One piece of Vanessa’s home art collection is a pot made by Grayson Perry, and this is where divorce comes into it:
“I commissioned it from him after my husband left. It’s a monument to the midlife crisis.” Perched on its lid is a gold masturbating ape. “I’d seen someone had an urn for their ashes as a reminder of their mortality, and Grayson asked, ‘What’s going on in your life?’ I told him and he said, ‘Leave it to me.’” She grins.
Now if you’re still worried about growing old and lonely, here is a 90-year-old who seems to be having a colourful time of things. Betti Franceschi is curating a two-bedroom museum of her own life, according to the NYTimes:
As far as Betti Franceschi is concerned, every last part of her apartment is alive.
“I’m an animist,” she said, referring to her sense that there’s a soul in everything, including inanimate objects. “And anyone who’s not — I don’t understand it.”
The 90-year-old artist has lived in her Upper West Side rental since 1990, and she’s accumulated a lot of life in the place.
Ms. Franceschi did get married and have children — a son and a daughter — and she moved to New York to continue making art. Once the marriage was over and the kids were older, she was still making art.
I haven’t put any sales listing in this time because everything’s very quiet but I did just spot this rather devastating little cottage in Dartington, Totnes, Devon, for £200k, which could help with the running away from your marriage sitch?
You get almost 14 acres (including bluebell woods!), a stream, a disused quarry and this timber cabin. I mean wtf?
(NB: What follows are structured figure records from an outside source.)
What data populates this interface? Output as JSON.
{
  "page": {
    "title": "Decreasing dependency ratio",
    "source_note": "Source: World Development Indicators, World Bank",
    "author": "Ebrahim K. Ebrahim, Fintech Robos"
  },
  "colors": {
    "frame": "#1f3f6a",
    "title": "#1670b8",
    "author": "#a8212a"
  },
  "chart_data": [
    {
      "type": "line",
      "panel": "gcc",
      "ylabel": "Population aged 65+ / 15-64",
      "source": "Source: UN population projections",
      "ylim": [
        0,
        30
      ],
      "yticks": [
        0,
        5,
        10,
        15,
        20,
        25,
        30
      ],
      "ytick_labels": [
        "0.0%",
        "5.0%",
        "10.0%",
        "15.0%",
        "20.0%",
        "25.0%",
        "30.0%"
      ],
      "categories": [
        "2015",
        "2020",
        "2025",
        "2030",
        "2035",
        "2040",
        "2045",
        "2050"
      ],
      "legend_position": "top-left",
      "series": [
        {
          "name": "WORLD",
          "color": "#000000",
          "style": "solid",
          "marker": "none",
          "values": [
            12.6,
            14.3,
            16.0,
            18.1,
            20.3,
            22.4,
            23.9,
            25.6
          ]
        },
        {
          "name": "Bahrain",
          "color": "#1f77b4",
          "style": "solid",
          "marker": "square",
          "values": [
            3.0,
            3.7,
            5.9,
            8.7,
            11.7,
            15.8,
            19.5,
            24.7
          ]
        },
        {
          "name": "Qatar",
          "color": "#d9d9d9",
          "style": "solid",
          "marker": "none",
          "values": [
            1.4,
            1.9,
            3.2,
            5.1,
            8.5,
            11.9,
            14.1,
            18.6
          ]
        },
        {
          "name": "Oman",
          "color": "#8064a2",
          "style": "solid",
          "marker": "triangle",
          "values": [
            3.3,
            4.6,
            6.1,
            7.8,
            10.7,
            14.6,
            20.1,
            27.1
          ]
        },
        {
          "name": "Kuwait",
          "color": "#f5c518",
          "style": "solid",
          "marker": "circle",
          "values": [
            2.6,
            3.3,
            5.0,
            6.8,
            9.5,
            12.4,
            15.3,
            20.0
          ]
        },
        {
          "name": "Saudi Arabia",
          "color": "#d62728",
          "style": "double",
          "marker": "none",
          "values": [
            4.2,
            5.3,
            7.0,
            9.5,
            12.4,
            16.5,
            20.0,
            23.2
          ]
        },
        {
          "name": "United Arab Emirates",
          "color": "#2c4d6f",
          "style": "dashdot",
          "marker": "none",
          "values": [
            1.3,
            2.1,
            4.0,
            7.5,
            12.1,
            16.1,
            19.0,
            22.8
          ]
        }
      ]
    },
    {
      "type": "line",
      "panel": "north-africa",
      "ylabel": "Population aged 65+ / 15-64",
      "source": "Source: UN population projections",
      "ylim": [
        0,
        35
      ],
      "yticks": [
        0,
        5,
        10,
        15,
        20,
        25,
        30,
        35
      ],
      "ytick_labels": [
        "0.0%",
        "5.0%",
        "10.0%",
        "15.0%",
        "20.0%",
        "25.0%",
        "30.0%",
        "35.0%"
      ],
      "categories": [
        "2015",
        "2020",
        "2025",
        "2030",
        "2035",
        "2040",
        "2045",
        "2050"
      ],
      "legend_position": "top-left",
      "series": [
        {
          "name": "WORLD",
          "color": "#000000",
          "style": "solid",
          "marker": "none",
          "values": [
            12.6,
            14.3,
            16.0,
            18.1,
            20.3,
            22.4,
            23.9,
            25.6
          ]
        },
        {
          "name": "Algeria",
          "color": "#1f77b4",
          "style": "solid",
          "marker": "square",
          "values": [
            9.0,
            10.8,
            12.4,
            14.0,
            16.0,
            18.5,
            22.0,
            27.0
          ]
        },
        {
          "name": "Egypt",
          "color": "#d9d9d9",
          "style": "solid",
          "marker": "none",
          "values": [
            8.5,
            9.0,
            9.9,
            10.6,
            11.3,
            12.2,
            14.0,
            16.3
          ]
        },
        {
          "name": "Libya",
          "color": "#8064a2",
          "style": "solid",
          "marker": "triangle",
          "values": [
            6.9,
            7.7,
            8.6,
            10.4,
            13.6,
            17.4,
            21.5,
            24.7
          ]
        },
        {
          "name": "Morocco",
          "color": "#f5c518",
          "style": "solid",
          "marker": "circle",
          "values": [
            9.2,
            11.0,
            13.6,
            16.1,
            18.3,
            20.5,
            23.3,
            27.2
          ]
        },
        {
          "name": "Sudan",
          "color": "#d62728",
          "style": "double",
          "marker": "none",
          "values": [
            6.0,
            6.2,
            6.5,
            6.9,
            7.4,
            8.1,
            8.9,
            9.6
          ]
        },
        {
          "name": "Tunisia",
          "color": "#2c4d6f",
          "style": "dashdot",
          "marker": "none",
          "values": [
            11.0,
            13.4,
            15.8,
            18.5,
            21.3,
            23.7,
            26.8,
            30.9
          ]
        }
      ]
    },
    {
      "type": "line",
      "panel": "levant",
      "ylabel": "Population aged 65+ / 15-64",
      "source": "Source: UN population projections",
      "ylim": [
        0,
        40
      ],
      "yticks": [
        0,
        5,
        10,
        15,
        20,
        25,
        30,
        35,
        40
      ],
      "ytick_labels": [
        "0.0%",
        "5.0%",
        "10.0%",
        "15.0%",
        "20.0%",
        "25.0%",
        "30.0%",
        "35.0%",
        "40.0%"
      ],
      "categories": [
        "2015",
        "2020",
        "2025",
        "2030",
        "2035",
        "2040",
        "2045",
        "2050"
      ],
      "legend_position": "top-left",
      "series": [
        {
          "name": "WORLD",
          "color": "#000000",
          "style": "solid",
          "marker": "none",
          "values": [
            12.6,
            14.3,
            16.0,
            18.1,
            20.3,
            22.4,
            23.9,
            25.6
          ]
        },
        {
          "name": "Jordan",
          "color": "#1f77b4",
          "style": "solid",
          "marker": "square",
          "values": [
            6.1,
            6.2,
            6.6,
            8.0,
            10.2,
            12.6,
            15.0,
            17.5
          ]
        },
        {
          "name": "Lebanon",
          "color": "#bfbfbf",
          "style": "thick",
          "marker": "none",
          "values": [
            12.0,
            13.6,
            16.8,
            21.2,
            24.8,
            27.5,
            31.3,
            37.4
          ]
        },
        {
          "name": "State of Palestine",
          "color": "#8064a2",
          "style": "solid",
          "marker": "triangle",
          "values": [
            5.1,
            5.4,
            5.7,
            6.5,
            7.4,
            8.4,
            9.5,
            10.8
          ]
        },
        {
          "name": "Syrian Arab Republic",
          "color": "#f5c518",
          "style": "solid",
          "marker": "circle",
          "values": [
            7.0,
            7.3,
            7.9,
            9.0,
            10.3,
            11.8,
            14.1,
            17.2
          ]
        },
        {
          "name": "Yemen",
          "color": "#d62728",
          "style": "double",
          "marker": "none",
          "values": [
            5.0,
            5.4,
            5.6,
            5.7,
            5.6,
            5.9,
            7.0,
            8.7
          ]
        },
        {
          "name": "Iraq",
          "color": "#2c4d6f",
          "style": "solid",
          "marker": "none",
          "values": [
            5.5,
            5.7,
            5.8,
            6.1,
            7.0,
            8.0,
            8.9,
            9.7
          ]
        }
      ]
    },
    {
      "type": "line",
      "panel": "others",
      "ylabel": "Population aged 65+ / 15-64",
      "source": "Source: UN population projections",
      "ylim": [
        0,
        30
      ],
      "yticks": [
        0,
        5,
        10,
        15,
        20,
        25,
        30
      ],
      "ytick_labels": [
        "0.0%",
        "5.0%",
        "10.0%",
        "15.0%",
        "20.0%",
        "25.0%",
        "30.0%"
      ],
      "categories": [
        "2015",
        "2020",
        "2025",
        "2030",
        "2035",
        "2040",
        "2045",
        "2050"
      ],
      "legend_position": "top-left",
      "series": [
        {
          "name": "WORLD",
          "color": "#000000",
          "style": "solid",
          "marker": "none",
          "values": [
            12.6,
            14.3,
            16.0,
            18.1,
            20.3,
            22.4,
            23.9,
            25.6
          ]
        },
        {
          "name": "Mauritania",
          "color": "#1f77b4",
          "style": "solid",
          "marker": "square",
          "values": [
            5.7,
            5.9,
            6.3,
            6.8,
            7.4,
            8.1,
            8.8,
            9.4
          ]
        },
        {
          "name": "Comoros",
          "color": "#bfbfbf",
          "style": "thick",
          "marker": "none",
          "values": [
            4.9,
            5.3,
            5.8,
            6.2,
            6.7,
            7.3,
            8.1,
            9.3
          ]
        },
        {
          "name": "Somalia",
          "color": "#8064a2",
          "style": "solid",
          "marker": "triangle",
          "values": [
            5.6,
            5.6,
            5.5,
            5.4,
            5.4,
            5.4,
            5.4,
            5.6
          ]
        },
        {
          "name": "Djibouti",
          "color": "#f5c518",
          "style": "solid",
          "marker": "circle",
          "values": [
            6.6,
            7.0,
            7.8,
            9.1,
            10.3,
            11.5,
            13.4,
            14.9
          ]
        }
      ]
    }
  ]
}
This is paradise? And I was going to say it still doesn’t have Benny Bianco’s pizza oven but it DOES appear to have one that says Pizza Hut on it so you know, game over:
Just look at the picture above - not only a very small branch of Pizza Hut but also a sofa in the rafters for taking your pizza and sitting out the arguments when your former partner comes after you having found out your new address.
I’m sorry, I’m taking this divorce fantasy a little far now.
BUT IS MARRIAGE WORTH MORE THAN HAVING YOUR OWN BLUEBELL WOOD WITH A SUSPICIOUS GREY CABLE RUNNING THROUGH IT?
Last but not least, we’ve got “Scots dad furious after £270k newbuild house has Costa coffee cup sticking out of wall,” one of those stories that turns me into a patriotic Brit like nothing else. Look upon our work ye mighty and despair.
More houses for sale the next time someone actually tries to sell one xxxx
'Betti Franceschi is curating a two-bedroom museum of her own life' is the most relatable thing I have ever read. But it's also sadly the thing most likely to lead to my own divorce.
No my darling of darlings, Benny Blanco is not a pop star but a RECORD PRODUCER which makes more sense regarding the delicious charm. George Martin was the most charming Beatle, right?